I am a long-term investor. That does not mean I will be investing for a long-time. This is also describing how long I plan to hold onto a stock once I buy it. If you are moving in and out of companies on a monthly basis, you are a speculator, not an investor.
My articles are always geared toward investors. If you want to find information around speculation, you probably want to check out Davy Day Trader, not Michael Huskey.
Going back to the question at the top, ”What can I do to make sure my portfolio works regardless of who wins the election?”
Mutual Funds Aren’t Always Diversified
You hear this a lot when you get into investing. Make sure you have a diversified portfolio. Buy a mutual fund, so you have a diversified portfolio.
I agree with the first part, but not the latter. Diversification is essential, but I generally prefer individual stocks over mutual funds. I prefer stocks over mutual funds because I can guarantee diversification with my stock selections, I cannot when I am investing in an index fund.

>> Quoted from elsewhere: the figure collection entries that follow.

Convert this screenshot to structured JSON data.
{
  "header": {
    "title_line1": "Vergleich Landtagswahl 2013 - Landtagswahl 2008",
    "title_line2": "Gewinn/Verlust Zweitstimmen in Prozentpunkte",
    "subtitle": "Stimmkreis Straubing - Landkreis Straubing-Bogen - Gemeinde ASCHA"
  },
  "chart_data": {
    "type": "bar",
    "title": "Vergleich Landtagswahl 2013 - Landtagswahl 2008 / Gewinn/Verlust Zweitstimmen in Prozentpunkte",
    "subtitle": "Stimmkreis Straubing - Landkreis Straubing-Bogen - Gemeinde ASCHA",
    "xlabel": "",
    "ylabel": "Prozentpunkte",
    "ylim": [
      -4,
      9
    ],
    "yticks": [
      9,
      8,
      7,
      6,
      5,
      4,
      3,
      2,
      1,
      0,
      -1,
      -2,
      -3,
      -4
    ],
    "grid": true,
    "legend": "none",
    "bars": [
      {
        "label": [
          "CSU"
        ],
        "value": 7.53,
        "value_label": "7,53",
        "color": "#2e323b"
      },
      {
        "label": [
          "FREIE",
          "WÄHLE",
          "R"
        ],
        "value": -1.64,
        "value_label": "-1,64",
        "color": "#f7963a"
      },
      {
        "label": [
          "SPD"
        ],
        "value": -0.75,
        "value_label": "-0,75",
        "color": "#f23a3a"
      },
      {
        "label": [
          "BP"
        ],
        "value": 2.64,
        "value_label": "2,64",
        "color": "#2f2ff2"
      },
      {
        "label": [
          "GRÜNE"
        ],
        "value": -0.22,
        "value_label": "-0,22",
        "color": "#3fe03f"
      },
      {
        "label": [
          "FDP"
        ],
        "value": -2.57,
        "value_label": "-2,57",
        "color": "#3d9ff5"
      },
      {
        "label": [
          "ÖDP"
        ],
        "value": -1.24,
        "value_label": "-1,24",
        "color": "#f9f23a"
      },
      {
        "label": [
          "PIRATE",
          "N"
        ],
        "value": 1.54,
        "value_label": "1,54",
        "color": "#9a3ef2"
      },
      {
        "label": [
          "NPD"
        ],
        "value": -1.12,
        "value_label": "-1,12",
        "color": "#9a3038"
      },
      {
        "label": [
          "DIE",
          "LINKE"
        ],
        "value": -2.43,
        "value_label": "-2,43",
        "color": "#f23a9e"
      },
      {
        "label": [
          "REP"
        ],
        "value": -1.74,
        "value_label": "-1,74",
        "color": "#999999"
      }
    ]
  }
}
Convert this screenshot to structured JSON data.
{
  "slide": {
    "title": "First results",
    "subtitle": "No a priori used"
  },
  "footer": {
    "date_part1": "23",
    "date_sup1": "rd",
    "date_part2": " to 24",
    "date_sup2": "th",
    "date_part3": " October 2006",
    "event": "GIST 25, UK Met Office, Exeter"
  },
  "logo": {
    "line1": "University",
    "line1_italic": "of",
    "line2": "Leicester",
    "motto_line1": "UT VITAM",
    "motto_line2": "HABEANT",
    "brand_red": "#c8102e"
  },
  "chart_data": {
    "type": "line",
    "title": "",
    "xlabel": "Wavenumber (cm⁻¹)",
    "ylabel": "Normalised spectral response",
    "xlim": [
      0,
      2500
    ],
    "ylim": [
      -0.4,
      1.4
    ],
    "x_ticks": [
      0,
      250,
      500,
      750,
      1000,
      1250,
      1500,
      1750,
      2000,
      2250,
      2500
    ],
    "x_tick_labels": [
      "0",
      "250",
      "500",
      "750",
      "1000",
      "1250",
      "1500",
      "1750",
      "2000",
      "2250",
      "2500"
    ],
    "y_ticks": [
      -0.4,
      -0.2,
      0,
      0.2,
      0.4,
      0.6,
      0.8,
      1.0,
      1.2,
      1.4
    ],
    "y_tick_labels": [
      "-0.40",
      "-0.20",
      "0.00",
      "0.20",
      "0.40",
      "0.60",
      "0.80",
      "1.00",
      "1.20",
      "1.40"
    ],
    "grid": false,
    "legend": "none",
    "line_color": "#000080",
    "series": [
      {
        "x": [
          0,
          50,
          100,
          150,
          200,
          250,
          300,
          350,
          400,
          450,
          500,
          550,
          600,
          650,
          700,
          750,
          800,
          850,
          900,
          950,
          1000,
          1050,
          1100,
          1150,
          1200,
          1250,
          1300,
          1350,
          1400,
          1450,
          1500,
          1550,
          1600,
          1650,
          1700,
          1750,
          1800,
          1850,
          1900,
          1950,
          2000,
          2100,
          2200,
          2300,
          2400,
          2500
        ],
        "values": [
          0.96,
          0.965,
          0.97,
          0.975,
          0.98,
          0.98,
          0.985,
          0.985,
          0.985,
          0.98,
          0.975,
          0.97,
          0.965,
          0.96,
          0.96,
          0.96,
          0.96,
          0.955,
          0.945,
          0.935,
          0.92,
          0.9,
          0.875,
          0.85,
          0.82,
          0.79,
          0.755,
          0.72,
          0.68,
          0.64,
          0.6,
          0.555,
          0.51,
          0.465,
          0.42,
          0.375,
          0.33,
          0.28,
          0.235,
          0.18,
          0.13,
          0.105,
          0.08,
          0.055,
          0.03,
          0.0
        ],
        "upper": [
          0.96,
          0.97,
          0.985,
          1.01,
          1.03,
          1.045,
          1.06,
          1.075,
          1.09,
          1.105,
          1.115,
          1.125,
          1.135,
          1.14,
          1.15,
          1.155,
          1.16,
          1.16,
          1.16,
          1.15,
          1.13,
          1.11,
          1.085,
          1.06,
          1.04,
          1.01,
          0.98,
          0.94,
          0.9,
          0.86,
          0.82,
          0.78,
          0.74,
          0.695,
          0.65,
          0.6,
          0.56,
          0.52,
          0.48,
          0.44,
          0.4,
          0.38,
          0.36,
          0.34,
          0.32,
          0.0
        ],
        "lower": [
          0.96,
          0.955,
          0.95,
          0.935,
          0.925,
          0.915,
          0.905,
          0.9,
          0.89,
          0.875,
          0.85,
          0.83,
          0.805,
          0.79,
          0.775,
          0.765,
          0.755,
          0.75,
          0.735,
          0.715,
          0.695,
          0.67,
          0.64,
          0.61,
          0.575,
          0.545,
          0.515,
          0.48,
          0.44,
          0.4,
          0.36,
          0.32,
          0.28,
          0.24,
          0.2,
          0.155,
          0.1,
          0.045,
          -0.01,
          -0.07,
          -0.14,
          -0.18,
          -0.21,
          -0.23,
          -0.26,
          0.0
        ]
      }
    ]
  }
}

People will usually say the best way to be diversified is by buying an S&P 500 mutual fund. But right now, the holdings of that index are controlled by market cap; 5 companies control 23% of the fund!
All 5 of these companies happen to be Big Tech. This is good and bad. Good, because those companies have been on a tear since COVID-19. Bad, because the only thing that has bipartisan support in the US is that Big Tech might be too big.
I know some are saying, “you are speculating on the election outcome!” That is not speculation. That is a trend. We have been hearing Big Tech is too big by Republicans and Democrats for about four years now.
How I Pick a Diversified Portfolio
I make sure I have a diversified portfolio by looking at my credit card bills and looking at my Screen Time on my iPhone. I want to see where I am spending my time and money and then try to be somewhat reflected in my stock holdings.
This strategy comes from Peter Lynch, who made the saying invest in what you know very popular.
I use this as a check because regardless of who wins the election, I will be spending money. If you think whoever is elected into the White House will dramatically change your livelihood and how you will make and spend money, I suggest you stop reading this article and find a new job ASAP.
That extreme example aside, stocks at the end of the day move up for one reason, they are making money. Do I think you should just buy stocks of companies you spend money at? No, some people like buying stuff from poorly run businesses.
But, I think a great check of diversification is could I live off my investment portfolio? If the answer is yes, you are probably in decent shape, no matter who wins the November election. If all you have is tech stocks, you may want to consider moving some of that money around.
Many people make money selling people strategies on how to invest around election time. These same people are always selling get-rich-quick schemes, not just during election time. Your time and money are better spent on investing in great companies that can withstand any political candidate.
The way you make money over the long-term is by maintaining a diversified portfolio. Conventional wisdom says you can achieve this by just buying into an S&P 500 mutual fund, current data shows that the promise of diversification is just not there right now.
Instead, I have been looking at a self-guided stock portfolio. To make sure this hand-picked portfolio is diversified, I ask myself, “Could I live off the products of companies I own?” That is not a hard and fast rule, but I think it is a good guard rail from preventing people from just owning tech stocks and then feeling the hurt when an administration wakes up and wants to break them up.
This article is for informational purposes only; it should not be considered Financial or Legal Advice. Consult a financial professional before making any significant financial decisions.